Remember: All of the readings since the midterm are listed on the schedule of readings on the course information page. You will not be tested on China Mieville, Saskia Sassen, or Jean and John Comaroff’s articles, though you may use them in a response to a prompt.
This blog is intended to be a resource. You’ll note that there is a search engine on the main page and a drop-down menu called “taxonomy” which lists categories by topic and course title. In order to fully exploit these features, you’ll need a bare minimum vocabulary of key terms.
The best way to prepare for the final exam is to have already done the reading. Because so much of the course focuses on fairly difficult concepts, many of which are implicated in one another, it’s almost impossible for me to produce an effective review that takes the form of a series of slogans. The best way to formulate answers, however, is to ask questions.
What are the defining characteristics of our situation? What difficulties are we confronted by? What do you understand me to mean if I use the word “neoliberalism” or “capitalism” or “ideology”? In what ways does all that is solid melt into air?
Since the midterm we’ve covered a fair bit of ground. Probably the most significant readings have been the two novels, because they exemplify some of the ways contemporary fiction addresses the present. What specific issues concern these authors? How are those concerns thematized or otherwise expressed? Think about content, of course, but also think about form. Reading a novel can be like screening a film. What does it mean? How does it work? How can Lenos and Ryan help us interpret Holmqvist and Montero?
The final two chapters of Hawkes represent both a brief survey of the Postmodern and a summation of the importance of ideology as an analytical tool. Note which ideas Hawkes favors and which he rejects. The case of Baudrillard is instructive, given his gradual deviation from a morally coherent critical practice into a kind of nihilistic joy. Of whom is he the inheritor? Why, specifically, does Hawkes condemn the later Baudrillard (and Foucault and Althusser for that matter) and approve of Slavoj Zizek? No doubt some people would deem Hawkes a conservative and insofar as he seems to want to conserve some fragments of meaning and experience, this is true.

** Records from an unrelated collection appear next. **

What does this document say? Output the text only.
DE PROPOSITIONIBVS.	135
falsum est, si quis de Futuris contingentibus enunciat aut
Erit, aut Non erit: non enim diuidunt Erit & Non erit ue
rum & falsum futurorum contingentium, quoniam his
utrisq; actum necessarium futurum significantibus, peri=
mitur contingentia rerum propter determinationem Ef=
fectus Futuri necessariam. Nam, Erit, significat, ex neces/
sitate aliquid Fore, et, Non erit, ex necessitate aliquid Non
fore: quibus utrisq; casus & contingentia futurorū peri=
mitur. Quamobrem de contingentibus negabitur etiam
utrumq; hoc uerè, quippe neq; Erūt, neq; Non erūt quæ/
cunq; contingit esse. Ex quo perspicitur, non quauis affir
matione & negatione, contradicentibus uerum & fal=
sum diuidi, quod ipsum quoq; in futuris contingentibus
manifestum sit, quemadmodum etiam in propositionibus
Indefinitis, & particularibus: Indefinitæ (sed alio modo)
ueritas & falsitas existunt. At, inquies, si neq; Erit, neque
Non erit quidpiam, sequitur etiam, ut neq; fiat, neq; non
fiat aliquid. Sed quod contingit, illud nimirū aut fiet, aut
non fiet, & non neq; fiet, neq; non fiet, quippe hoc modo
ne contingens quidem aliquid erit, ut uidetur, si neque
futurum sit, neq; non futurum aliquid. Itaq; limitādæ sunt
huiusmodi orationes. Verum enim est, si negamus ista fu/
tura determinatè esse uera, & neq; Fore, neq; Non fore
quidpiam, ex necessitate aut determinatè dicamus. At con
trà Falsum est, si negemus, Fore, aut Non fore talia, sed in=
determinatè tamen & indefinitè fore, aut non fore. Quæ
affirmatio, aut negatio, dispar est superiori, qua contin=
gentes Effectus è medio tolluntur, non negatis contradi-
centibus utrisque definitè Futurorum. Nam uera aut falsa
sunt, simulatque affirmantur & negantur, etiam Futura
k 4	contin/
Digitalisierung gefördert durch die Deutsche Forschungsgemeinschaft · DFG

Ellen Wood is important because she indicates that you and I, no matter how detached we might feel, benefit, after a fashion, from the various forms of violence that maintain our social (dis)order. A lie is a kind of violence. So is the dropping of bombs. Or trade policies that exploit inequality. If there were no poor people could there be profit? At the level of the nation and the level of global capitalism there operate what we might call ideological fictions. Do these emerge spontaneously, or are they carefully elaborated by some ruling class?
The issues we’ve been considering are indeed moral issues. And yet, crucially, contemporary capitalism has to do with system, with the impersonal logic of productive forces, with compulsions that are structural in their nature. How is the social configured? What is it shaped like? Can Deleuze give any insight into the transformations that have occured in the last 40 to 50 years? Almost every assignment we’ve read attempts to periodize the present according to shifts in economic life and “common sense.” We no longer live in a world that resembles the one Marx and Engels described. At least not entirely.
Subjects have been turned into objects that think they are subjects. Representation has become autonomous. Humans are over-regulated while Capital runs rampant. What’s outside is inside. You feel the way you do for a reason. Precarity rules, enforced by pre-emption. (If you think about it, pre-emption and speculation operate according to the same future-oriented temporality. They are both concerned with what might happen, with what could happen, rather than what is or has already happened.).
Why is the masterplot of Zombie Apocalypse so appealing? What can you do with that story? Or has the Zombie’s ubiquity destroyed its subversive potential? Can dialectics kill the Living Dead? What will be our salt?